De la couleur, matière première de la peinture, il a toujours tempéré l’éclat en pratiquant systématiquement les tons rompus, la déclinaison des ocres, des bruns, des gris. Jusque là, ces terres nous sont familières, elles avaient été assidûment fréquentées jadis par Velasquez, Le Nain et Rembrandt, puis par Manet. Synonymes d’austérité et d’exigence, de telles couleurs ne relèvent pourtant ni de la seule citation, ni du seul hommage. Elles sont, de tableau en tableau, les émanations d’une âme infiniment délicate, toutes proches en peinture des accords subtils d’un Morandi. A ce dernier font penser les roses, les verts et les bleus, ceux ci retournant au brun dans la toile de 1979, « Encore un secret », bâtie comme le firent tous les peintres du XVIle siècle, sur une préparation brun rouge.
C’est d’abord dans cette technique des glacis froids sur chaud que Claude Morini est un peintre classique. Poussin ne procédait pas autrement, ni les Vénitiens qui bâtissaient des ciels d’un bleu céruléen sur des préparations rouges.
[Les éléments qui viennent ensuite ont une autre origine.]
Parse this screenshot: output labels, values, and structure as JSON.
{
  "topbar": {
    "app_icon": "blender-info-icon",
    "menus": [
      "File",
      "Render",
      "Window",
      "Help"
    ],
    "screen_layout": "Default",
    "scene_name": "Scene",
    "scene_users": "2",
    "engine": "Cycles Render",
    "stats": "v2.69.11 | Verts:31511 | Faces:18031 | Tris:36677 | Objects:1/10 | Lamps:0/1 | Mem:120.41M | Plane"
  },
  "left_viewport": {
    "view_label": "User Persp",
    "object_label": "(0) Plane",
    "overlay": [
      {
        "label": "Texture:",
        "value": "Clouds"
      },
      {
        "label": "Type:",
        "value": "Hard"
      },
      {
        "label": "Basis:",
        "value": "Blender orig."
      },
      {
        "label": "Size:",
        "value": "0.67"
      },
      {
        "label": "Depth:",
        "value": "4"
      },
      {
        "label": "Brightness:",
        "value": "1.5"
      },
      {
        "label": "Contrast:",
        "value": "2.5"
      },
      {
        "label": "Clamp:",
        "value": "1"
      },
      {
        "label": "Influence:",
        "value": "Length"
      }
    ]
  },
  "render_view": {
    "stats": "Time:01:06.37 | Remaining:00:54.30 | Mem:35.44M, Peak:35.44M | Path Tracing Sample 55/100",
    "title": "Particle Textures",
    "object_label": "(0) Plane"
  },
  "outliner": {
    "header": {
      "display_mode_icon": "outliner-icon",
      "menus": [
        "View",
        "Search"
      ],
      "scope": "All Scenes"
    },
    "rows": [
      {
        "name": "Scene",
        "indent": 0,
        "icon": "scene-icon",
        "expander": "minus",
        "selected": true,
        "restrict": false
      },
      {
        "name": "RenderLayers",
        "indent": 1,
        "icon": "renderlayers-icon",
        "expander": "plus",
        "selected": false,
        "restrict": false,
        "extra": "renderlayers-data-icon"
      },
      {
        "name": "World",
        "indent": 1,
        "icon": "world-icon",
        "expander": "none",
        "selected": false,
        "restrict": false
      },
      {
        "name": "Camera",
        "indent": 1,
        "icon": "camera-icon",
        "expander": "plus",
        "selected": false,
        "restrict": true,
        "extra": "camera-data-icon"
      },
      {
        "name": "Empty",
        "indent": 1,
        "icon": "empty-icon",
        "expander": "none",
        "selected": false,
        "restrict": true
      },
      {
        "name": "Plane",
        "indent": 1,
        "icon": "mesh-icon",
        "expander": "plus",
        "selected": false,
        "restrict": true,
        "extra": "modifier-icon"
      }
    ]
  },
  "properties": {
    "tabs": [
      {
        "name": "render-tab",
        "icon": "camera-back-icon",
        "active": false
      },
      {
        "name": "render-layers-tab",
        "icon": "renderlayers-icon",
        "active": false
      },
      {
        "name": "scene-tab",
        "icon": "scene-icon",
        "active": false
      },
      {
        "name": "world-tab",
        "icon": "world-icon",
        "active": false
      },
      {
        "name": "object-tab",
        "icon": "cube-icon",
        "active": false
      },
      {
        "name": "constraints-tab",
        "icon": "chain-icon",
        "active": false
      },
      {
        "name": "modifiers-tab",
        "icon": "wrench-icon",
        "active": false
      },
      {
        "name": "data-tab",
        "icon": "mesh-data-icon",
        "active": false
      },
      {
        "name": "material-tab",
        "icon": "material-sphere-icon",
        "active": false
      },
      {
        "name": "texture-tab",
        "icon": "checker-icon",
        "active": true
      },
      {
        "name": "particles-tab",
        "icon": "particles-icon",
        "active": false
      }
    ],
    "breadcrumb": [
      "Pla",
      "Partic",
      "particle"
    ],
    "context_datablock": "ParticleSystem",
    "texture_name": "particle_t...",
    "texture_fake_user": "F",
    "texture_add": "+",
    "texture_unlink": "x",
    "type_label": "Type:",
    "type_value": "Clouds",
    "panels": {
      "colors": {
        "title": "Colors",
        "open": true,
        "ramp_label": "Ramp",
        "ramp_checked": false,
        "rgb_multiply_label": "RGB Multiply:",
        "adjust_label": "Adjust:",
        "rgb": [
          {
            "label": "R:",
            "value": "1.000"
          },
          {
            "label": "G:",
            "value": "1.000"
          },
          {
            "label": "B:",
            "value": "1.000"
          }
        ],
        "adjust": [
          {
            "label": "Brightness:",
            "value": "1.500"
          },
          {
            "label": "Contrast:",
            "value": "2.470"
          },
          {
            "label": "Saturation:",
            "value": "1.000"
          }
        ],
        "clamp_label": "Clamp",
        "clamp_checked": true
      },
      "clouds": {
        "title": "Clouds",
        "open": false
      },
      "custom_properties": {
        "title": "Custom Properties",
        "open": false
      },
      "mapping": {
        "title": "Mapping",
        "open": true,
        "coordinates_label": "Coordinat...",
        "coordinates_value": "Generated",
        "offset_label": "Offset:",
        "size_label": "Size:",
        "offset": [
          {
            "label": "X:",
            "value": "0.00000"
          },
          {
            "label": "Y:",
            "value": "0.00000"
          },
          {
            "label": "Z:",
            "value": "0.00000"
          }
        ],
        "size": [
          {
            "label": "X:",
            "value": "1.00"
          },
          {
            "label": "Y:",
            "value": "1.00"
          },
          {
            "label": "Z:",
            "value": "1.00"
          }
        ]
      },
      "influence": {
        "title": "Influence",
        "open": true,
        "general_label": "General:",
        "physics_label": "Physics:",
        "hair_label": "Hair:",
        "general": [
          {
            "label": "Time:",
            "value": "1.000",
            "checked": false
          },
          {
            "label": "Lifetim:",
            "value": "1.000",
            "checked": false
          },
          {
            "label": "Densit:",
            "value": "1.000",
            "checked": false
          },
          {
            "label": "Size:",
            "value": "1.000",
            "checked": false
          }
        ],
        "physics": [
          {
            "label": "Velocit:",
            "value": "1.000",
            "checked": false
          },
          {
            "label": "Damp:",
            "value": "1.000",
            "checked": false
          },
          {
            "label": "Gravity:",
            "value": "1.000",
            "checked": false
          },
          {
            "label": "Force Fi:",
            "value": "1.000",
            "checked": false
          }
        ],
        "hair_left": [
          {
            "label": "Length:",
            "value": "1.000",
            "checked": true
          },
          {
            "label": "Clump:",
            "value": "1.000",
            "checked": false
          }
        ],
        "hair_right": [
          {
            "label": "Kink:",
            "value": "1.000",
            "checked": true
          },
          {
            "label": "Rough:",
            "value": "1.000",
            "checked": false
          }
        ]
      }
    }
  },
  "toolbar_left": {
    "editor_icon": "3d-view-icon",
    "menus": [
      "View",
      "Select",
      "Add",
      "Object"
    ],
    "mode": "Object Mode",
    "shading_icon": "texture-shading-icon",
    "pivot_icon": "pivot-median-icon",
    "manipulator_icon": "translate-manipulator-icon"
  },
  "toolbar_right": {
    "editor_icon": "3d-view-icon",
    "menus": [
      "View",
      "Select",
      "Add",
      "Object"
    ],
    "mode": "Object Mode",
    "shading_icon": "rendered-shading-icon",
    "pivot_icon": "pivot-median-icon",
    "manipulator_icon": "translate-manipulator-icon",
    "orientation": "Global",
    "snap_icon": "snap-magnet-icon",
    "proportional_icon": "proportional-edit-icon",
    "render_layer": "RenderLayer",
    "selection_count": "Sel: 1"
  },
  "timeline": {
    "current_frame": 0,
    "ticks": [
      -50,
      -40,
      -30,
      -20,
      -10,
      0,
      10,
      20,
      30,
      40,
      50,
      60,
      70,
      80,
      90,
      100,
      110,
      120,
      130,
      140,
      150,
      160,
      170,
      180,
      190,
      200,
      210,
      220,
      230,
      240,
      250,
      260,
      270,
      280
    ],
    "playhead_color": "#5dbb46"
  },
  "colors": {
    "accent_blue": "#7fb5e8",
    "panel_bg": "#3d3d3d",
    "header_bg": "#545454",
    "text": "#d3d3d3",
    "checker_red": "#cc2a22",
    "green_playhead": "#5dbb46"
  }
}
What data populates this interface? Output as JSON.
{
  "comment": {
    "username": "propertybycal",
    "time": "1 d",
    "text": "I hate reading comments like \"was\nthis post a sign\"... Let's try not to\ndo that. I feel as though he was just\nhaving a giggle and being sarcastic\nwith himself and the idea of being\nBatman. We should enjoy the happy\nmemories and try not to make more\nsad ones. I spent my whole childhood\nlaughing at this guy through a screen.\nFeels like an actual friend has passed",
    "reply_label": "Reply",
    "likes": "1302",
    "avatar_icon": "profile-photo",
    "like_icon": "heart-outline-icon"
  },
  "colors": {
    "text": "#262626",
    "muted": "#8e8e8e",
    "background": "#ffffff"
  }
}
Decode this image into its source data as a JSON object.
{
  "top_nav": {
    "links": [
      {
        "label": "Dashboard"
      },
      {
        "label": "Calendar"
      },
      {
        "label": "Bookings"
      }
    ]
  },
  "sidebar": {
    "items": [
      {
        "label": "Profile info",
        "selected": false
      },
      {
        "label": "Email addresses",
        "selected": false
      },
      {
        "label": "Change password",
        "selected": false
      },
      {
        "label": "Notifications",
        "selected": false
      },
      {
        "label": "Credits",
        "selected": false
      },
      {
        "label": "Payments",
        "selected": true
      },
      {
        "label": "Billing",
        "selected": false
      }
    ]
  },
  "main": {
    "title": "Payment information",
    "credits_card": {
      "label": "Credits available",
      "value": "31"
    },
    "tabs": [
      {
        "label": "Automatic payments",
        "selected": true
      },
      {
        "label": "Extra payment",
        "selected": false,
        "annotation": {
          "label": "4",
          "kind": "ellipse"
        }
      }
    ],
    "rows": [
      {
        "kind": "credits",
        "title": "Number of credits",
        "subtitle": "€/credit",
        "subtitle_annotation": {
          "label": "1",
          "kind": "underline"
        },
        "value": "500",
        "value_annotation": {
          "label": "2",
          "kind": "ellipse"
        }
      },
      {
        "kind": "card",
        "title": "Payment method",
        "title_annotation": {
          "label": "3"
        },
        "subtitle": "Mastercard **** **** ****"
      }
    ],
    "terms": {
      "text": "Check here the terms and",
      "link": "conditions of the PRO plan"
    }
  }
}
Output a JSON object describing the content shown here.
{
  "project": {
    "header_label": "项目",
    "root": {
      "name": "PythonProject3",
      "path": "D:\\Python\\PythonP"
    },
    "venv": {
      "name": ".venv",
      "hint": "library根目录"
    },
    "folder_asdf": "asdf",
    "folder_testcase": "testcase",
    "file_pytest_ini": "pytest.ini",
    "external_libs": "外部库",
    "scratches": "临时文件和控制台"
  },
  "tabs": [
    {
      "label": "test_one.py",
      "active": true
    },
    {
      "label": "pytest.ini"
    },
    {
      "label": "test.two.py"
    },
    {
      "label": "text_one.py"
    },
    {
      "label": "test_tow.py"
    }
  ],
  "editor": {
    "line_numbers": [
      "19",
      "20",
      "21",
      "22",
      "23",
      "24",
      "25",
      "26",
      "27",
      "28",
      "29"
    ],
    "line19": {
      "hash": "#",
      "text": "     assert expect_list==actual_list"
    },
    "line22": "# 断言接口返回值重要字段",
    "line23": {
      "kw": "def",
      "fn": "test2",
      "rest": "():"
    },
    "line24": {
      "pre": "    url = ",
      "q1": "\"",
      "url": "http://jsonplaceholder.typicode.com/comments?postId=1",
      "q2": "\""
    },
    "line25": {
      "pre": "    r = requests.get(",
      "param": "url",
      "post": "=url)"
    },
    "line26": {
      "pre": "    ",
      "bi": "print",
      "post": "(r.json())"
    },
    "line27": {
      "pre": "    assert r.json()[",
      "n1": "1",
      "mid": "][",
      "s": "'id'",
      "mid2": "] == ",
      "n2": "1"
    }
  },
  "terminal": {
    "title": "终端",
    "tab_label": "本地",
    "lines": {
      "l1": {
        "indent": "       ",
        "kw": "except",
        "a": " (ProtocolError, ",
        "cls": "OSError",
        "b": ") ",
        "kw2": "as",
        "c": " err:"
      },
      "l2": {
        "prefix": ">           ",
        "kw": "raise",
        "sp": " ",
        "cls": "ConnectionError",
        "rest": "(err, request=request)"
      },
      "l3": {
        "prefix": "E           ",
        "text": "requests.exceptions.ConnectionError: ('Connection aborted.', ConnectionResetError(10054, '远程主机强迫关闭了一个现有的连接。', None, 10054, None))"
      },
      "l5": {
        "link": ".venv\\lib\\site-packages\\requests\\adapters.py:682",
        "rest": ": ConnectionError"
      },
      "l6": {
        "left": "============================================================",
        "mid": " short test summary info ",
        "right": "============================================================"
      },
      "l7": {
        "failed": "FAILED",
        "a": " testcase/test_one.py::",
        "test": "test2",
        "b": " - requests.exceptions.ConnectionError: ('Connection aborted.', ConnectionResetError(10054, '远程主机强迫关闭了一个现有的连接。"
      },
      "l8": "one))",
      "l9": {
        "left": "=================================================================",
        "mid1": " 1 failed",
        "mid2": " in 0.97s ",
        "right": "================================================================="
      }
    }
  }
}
Et peu à peu naissaient ainsi les lumières. A l’évidence, les coups de brosse, rapides plutôt que rageurs, ont pour mission de les arracher à l’obscurité. Toute la peinture de Claude Morini dit ces passages de l’ombre à la lumière, ces frontières incertaines entre un profil et l’espace qui l’entoure. La fluidité extrême de l’huile accompagne ces mouvements dans l’épaisseur de la couche picturale, disparitions et remontées qui créent aux frontières des plages de couleur d’infimes césures, des craquements dont il se sert à merveille, les donnant pour fortuits mais les organisant avec la plus grande autorité. Et puisqu’il s’agit bien de cela, il faut en venir aux noirs, qui comptent comme une couleur de plus exactement comme l’employait Picasso, bien au delà du dessin. Tantôt porte ouverte – « Le psychiatre vous attend », 1979 sur laquelle l’œil vient buter, tantôt cadre à la façon des épaisses moulures d’ébène de la peinture hollandaise – « Etude pour l’ascension », 1980 que le regard traverse, le noir remplit toutes les fonctions. Métaphore de l’infini, il est le sujet principal du « Peintre aveugle » de 1979, que ses lunettes opaques renvoient au monde intérieur. Et de cette obscurité qu’il nous donne à voir émerge un triptyque, qui à son tour montre un autre noir. De la juxtaposition de ces deux nuits, Titien autrefois avait fait un morceau de virtuosité dans « l’Homme au gant » (Musée du Louvre). Nous voilà ici bien loin des savantes compositions de la « Maniera » italienne : les noirs, chez Morini, véhiculent de la pure gravité.
De l’espace et de sa distribution, la couleur est cependant tributaire : constamment insérée dans des plans, contenue dans le cadre de la toile répété à l’infini, elle structure le tableau en effets kaléidoscopiques jusqu’au vertige. A raison bien souvent d’un ton par plan, elle donne à la perspective une part essentielle dans la vie de chaque œuvre, un rôle de construction qui nous renvoie aux origines de la peinture, aux Primitifs italiens.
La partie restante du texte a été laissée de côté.